The reaction quotient, Q, is a measure of the relative amounts of products and reactants present during a reaction at any given point in time. It is calculated in the same way as the equilibrium constant, K, using the current concentrations of reactants and products. The value of Q is compared to K to predict which direction a reaction will proceed to reach equilibrium. If Q is less than K, the forward reaction will be favored to produce more products. Conversely, if Q is greater than K, the reaction will proceed in the reverse direction to produce more reactants. Understanding how to calculate and interpret Q can help assess the progress of a reaction and predict shifts in equilibrium in response to changes in concentration, pressure, or temperature.

Acid-Base Reactions

Acid-base reactions are a cornerstone of chemical equilibrium studies, typically involving the transfer of protons (H+) between reactant species. An acid will release H+ ions while a base will accept them. The strength of the acid or base in a given reaction influences the position of the equilibrium and is signified by its dissociation constant.
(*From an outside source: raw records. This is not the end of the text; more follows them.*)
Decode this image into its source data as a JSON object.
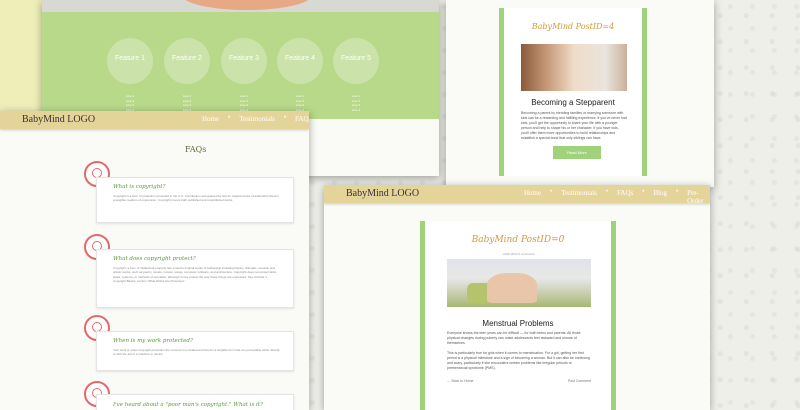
{
  "colors": {
    "accent_green": "#9fd27a",
    "nav_tan": "#e5d49a",
    "feature_green": "#b8d98a",
    "icon_red": "#e06a6a",
    "title_gold": "#d19a3a"
  },
  "features": [
    {
      "label": "Feature 1",
      "list": [
        "Line 1",
        "Line 2",
        "Line 3",
        "Line 4"
      ]
    },
    {
      "label": "Feature 2",
      "list": [
        "Line 1",
        "Line 2",
        "Line 3",
        "Line 4"
      ]
    },
    {
      "label": "Feature 3",
      "list": [
        "Line 1",
        "Line 2",
        "Line 3",
        "Line 4"
      ]
    },
    {
      "label": "Feature 4",
      "list": [
        "Line 1",
        "Line 2",
        "Line 3",
        "Line 4"
      ]
    },
    {
      "label": "Feature 5",
      "list": [
        "Line 1",
        "Line 2",
        "Line 3",
        "Line 4"
      ]
    }
  ],
  "post4": {
    "title": "BabyMind PostID=4",
    "headline": "Becoming a Stepparent",
    "body": "Becoming a parent by blending families or marrying someone with kids can be a rewarding and fulfilling experience. If you've never had kids, you'll get the opportunity to share your life with a younger person and help to shape his or her character. If you have kids, you'll offer them more opportunities to build relationships and establish a special bond that only siblings can have.",
    "button": "Read More"
  },
  "nav": {
    "logo": "BabyMind LOGO",
    "items": [
      "Home",
      "Testimonials",
      "FAQs",
      "Blog",
      "Pre-Order"
    ]
  },
  "faq": {
    "title": "FAQs",
    "items": [
      {
        "q": "What is copyright?",
        "a": "Copyright is a form of protection grounded in the U.S. Constitution and granted by law for original works of authorship fixed in a tangible medium of expression. Copyright covers both published and unpublished works."
      },
      {
        "q": "What does copyright protect?",
        "a": "Copyright, a form of intellectual property law, protects original works of authorship including literary, dramatic, musical, and artistic works, such as poetry, novels, movies, songs, computer software, and architecture. Copyright does not protect facts, ideas, systems, or methods of operation, although it may protect the way these things are expressed. See Circular 1, Copyright Basics, section 'What Works Are Protected.'"
      },
      {
        "q": "When is my work protected?",
        "a": "Your work is under copyright protection the moment it is created and fixed in a tangible form that it is perceptible either directly or with the aid of a machine or device."
      },
      {
        "q": "I've heard about a \"poor man's copyright.\" What is it?",
        "a": ""
      }
    ]
  },
  "post0": {
    "title": "BabyMind PostID=0",
    "meta": "- 2019-2019 0 comments",
    "headline": "Menstrual Problems",
    "body1": "Everyone knows the teen years can be difficult — for both teens and parents. All those physical changes during puberty can make adolescents feel awkward and unsure of themselves.",
    "body2": "This is particularly true for girls when it comes to menstruation. For a girl, getting her first period is a physical milestone and a sign of becoming a woman. But it can also be confusing and scary, particularly if she encounters certain problems like irregular periods or premenstrual syndrome (PMS).",
    "back": "← Back to Home",
    "post_comment": "Post Comment"
  }
}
In our exercise, we analyzed acid-base equilibria involving bicarbonate and ammonium. Understanding the nature of these reactants, aided by their dissociation constants, we can calculate the equilibrium constants for their reactions. Notably, these reactions are crucial in many biological and environmental systems, including buffering systems in blood and soil pH management.